Sheffield Forgemasters, has welcomed the government's green light on a new generation of nuclear power stations.

The 200-year-old company is one of a few forging specialists in the world with the knowledge and experience to produce the highly engineered components required for the latest generation of nuclear power plants.

Graham Honeyman, chief executive at Sheffield Forgemasters, said: "We have a massive power deficit building in this country and the only way to adequately address the problem is through nuclear power.

"It is very important that the option to manufacture for these power plants is within the UK. There is a huge global demand for nuclear power components and less than ten companies capable of such manufacture.

"Sheffield Forgemasters has a long and proven history in supplying to the nuclear industries and the government announcement could provide a significant vote of confidence in UK manufacture."

Sheffield Forgemasters has achieved high levels of success since a management buy out three years ago and now exports 80 per cent of its products. The company's existing facilities would need to expand to accommodate an increased workload should it benefit from the nuclear programme, which would demand a larger 15,000 tonne press.

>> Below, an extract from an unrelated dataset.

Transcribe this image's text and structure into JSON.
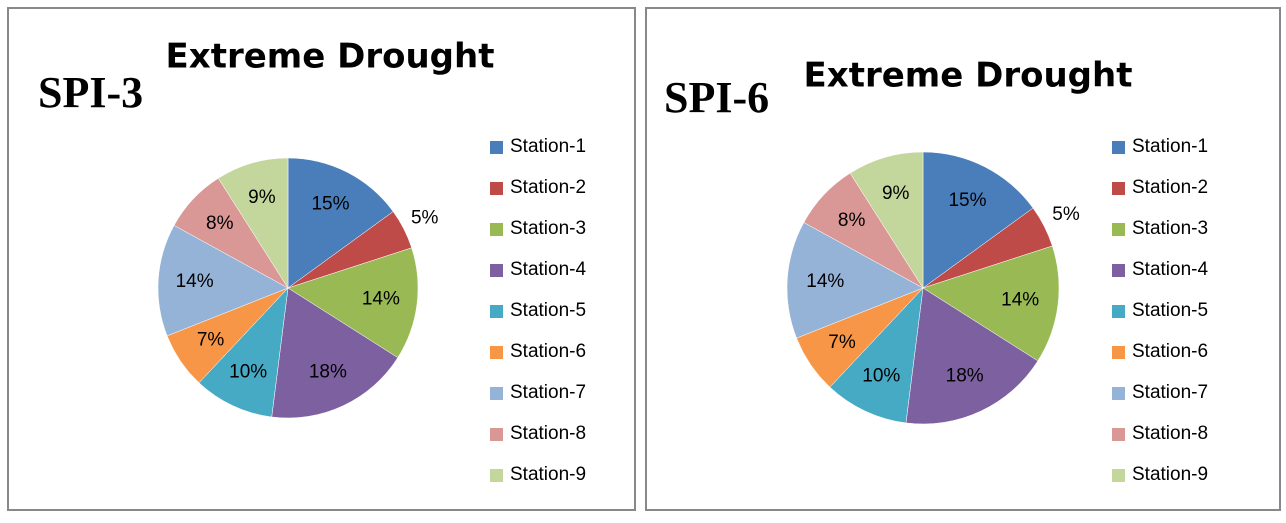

This issue was raised during parliamentary debate yesterday by Sheffield Central MP and former Sheffield Forgemasters employee Richard Caborn, with acknowledgement from John Hutton that government would need to invest significantly in the nuclear skills industry and in engineering if the UK is to take advantage of this opportunity.

Mr Hutton also praised the existing extraordinary facilities and expertise at Sheffield Forgemasters following his own visit to the plant in 2007.

Sheffield Forgemasters has coveted ASME NCA 3800 quality assurance certification, enabling it to manufacture components for the civil nuclear industries.

It is also a supplier of critical components to the UK defence industry, such as the manufacture of explosion pressure vessels for the Atomic Weapons Establishment and components for the UK nuclear submarine programme, which includes the Astute Class vessels. It has also taken a £60m deal to supply Germany with casks for transporting and storing its nuclear waste.